Untuk keabsahan dari forum arbitrase maka objek yang terdapat dalam perjanjian pokok harus objek yang diperbolehkan oleh Undang-undang, yaitu : 1).Barang yang merupakan objek kontrak tersebut haruslah barang yang dapat di perdagangkan (vide pasal 1332 KUH Perdata). Berkaitan dengan barang yang dapat diperdagangkan maka consumer dalam transaksi e-commerce harus lebih jeli melihat barang yang ditawarkan melalui webstore. Hal berkaitan dengan jaringan internet yang terbuka sehingga tidak menutup kemungkinan barang/sesuatu yang menurut hukum tidak patut dijual, malah diperdagangkan secara bebas. Misal kasus penawaran untuk menjual anak ataupun organ tubuh. 2).Pada saat kontrak di buat minimal barang tersebut sudah di tentukan jenisnya (vide pasal 1333 ayat 1 KUH Perdata). 3). Jumlah barang tersebut boleh tidak tertentu, asal saja jumlah tersebut kemudian dapat di tentukan atau di hitung (vide pasal 1334 ayat 2 KUH Perdata).4).Barang tersebut dapat juga barang yang baru akan ada di kemudian hari (vide pasal 1334 ayat 1 KUH Perdata). 5). Syarat Kausa yang Halal,harus mengacu pada pasal 1335 dan 1337, yaitu :1).Sebab yang tidak terlarang atau tidak bertentangan dengan undang-undang, misal sengketa tentang perdagangan anak atau wanita;2).Sebab sesuai dengan kesusilaan, misal sengketa dagang yang bertentangan dengan kesusilaan misalnya mengenai pornografi;3).Sebab yang sesuai dengan ketertiban umum,misalnya perdagangan gelap senjata ataupun mengenai terorisme.
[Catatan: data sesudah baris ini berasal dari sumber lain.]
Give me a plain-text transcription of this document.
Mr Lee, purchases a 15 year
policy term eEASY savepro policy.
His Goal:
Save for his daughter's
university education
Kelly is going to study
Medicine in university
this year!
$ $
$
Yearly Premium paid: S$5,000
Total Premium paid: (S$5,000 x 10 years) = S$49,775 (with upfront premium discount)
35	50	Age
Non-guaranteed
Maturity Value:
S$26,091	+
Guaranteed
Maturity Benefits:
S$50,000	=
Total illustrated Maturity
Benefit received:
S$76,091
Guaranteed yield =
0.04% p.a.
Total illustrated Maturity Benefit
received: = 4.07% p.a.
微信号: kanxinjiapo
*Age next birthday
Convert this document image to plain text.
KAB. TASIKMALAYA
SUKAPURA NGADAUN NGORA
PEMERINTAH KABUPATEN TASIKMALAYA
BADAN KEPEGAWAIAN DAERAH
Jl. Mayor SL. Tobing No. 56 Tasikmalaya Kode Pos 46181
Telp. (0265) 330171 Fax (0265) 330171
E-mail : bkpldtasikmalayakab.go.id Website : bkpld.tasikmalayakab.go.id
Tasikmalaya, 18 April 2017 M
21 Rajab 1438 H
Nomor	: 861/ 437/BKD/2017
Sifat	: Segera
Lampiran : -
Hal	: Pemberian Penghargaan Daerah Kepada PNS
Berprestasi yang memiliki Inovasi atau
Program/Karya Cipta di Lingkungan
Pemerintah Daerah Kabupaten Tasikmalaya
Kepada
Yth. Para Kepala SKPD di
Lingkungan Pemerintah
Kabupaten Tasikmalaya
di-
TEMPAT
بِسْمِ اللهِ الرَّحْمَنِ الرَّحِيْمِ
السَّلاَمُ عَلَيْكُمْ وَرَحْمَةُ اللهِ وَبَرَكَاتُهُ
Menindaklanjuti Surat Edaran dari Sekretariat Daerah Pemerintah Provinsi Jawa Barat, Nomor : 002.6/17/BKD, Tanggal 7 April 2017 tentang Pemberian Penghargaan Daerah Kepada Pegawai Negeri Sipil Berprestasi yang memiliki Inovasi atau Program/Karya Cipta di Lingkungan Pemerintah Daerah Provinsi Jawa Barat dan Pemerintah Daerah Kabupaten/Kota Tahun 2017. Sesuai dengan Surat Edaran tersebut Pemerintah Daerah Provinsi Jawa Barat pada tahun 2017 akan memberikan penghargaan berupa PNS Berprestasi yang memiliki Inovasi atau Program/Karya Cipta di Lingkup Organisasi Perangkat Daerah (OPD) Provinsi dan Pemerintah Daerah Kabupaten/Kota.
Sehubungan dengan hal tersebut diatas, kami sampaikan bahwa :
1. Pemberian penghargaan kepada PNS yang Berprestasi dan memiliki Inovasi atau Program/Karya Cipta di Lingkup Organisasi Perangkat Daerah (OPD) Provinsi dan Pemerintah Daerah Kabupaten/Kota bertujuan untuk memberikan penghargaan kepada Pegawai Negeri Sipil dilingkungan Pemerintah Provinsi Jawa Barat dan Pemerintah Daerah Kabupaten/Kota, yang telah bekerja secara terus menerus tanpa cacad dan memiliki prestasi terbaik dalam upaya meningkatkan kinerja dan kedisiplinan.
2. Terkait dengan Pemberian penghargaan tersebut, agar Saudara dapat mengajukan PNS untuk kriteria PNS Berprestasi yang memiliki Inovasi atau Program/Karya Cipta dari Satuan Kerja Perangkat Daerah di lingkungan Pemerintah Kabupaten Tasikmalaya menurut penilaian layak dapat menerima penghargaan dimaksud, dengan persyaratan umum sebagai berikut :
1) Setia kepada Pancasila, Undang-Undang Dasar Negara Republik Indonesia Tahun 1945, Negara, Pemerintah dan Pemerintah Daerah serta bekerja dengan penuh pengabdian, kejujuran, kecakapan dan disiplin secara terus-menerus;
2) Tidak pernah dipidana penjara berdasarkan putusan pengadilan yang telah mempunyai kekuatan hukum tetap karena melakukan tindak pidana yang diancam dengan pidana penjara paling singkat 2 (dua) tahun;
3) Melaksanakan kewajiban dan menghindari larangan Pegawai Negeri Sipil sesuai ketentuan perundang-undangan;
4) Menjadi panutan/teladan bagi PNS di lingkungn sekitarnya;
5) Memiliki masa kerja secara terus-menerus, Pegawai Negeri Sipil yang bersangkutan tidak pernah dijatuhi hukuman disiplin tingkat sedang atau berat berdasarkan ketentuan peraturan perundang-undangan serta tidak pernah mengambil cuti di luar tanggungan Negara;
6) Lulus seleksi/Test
Model Arbitrase Online Dalam Konstruksi UU No 30/1999
Disamping keabsahan suatu perjanjian seperti yang digariskan dalam pasal 1320 KUHPerdata, perjanjian arbitrase mempunyai konstruksi khusus sebagai suatu bentuk perjanjian yang dibentuk secara khusus. Konstruksi keabsahan ini diatur dalam Undang-undang nomor 30 tahun 1999 tentang arbitrase dan Penyelesaian sengketa, yaitu :
a. perjanjian arbitrase merupakan cara penyelesaian sengketa perdata di luar Pengadilan
Hal ini diatur dalam UU No. 30 tahun 1999 pasal 1 angka 1 yang berbunyi :
Arbitrase adalah cara penyelesaian suatu sengketa perdata diluar peradilan umum yang didasarkan pada perjanjian arbitrase yang dibuat secara tertulis oleh para pihak yang bersengketa.
Dari uraian pasal diatas dapat diketahui bahwa kewenangan perjanjian arbitrase hanya sebatas pada sengketa perdata. Sedangkan untuk permasalahan dalam bidang hukum lain, misalnya pidana maka model penyelesaian sengketa dengan arbitrase tidak dapat digunakan.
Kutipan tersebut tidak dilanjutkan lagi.